An important and unavoidable obstacle to a screening programme is uptake of the test among the general population. The NHS already has a bowel-screening programme in place, which offers screening to all men and women aged 60 to 69 every two years. This involves sending out a “faecal occult blood test kit” to use at home and send back for analysis. The screening test detects small amounts of blood in faeces (invisible to the naked eye) which, if present, may be due to the presence of polyps or tumours that need further examination (often using colonoscopy). The pilot study that led to the introduction of the current screening programme found uptake in the pilot population to be about 57%.

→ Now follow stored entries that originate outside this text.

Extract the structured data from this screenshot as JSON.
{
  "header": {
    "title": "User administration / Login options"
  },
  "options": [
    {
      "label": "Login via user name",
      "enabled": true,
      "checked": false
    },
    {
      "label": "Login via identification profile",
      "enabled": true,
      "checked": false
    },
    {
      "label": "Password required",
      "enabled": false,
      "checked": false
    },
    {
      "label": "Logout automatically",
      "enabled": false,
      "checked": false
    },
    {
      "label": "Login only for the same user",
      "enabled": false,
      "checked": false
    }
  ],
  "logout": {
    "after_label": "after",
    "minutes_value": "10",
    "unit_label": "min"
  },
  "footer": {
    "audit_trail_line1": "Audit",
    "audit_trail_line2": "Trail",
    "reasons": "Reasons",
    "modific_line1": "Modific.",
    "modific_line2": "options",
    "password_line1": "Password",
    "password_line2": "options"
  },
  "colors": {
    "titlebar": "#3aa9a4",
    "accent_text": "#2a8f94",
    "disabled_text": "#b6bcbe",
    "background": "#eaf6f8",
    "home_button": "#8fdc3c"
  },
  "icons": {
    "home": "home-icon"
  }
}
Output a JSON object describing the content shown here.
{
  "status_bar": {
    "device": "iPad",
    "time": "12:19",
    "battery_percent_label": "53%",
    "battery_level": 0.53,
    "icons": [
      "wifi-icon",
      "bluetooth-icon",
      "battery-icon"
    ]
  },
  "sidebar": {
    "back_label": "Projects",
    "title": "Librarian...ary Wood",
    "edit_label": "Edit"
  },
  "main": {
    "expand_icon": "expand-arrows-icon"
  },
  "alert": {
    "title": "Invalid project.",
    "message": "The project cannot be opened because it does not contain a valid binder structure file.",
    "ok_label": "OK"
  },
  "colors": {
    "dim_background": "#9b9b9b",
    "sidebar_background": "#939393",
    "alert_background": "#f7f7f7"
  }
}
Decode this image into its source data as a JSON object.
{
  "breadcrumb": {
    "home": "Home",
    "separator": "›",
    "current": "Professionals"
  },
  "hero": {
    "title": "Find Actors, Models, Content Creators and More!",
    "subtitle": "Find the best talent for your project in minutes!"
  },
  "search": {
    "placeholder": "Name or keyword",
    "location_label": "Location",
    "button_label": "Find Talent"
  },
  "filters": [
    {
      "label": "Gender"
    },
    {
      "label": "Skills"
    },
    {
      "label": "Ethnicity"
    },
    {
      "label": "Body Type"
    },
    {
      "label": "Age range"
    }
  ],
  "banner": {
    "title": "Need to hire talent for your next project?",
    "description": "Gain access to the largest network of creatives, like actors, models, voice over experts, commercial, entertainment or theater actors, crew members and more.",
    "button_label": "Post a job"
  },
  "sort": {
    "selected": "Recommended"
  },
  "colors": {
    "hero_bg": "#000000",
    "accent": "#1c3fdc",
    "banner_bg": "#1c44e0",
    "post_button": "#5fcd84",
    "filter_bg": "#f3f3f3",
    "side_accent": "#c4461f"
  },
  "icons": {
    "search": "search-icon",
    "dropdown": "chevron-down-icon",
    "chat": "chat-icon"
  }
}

The invasive nature of this new screening examination may be unacceptable to some people. This trial only included people who responded “yes” when asked if they would attend bowel screening if invited. Only 52.9% of them said yes, and they were subsequently invited. Of these people, only 71% attended when sent an appointment. From this experience, uptake in the eligible population as a whole could potentially be lower than 50%. Uptake and other important factors relating to screening, including possible anxiety associated with the screening process and waiting for results, will need to be carefully considered whenever a new programme is introduced or changes are made to an existing one.
The importance of these findings should not be underestimated, and the potential benefits of this screening programme are worthy of serious consideration. As the chief executive of Cancer Research UK said: “This is one of those rare occasions to use the word breakthrough. It is extremely rare to see clinical trial results as compelling as these.”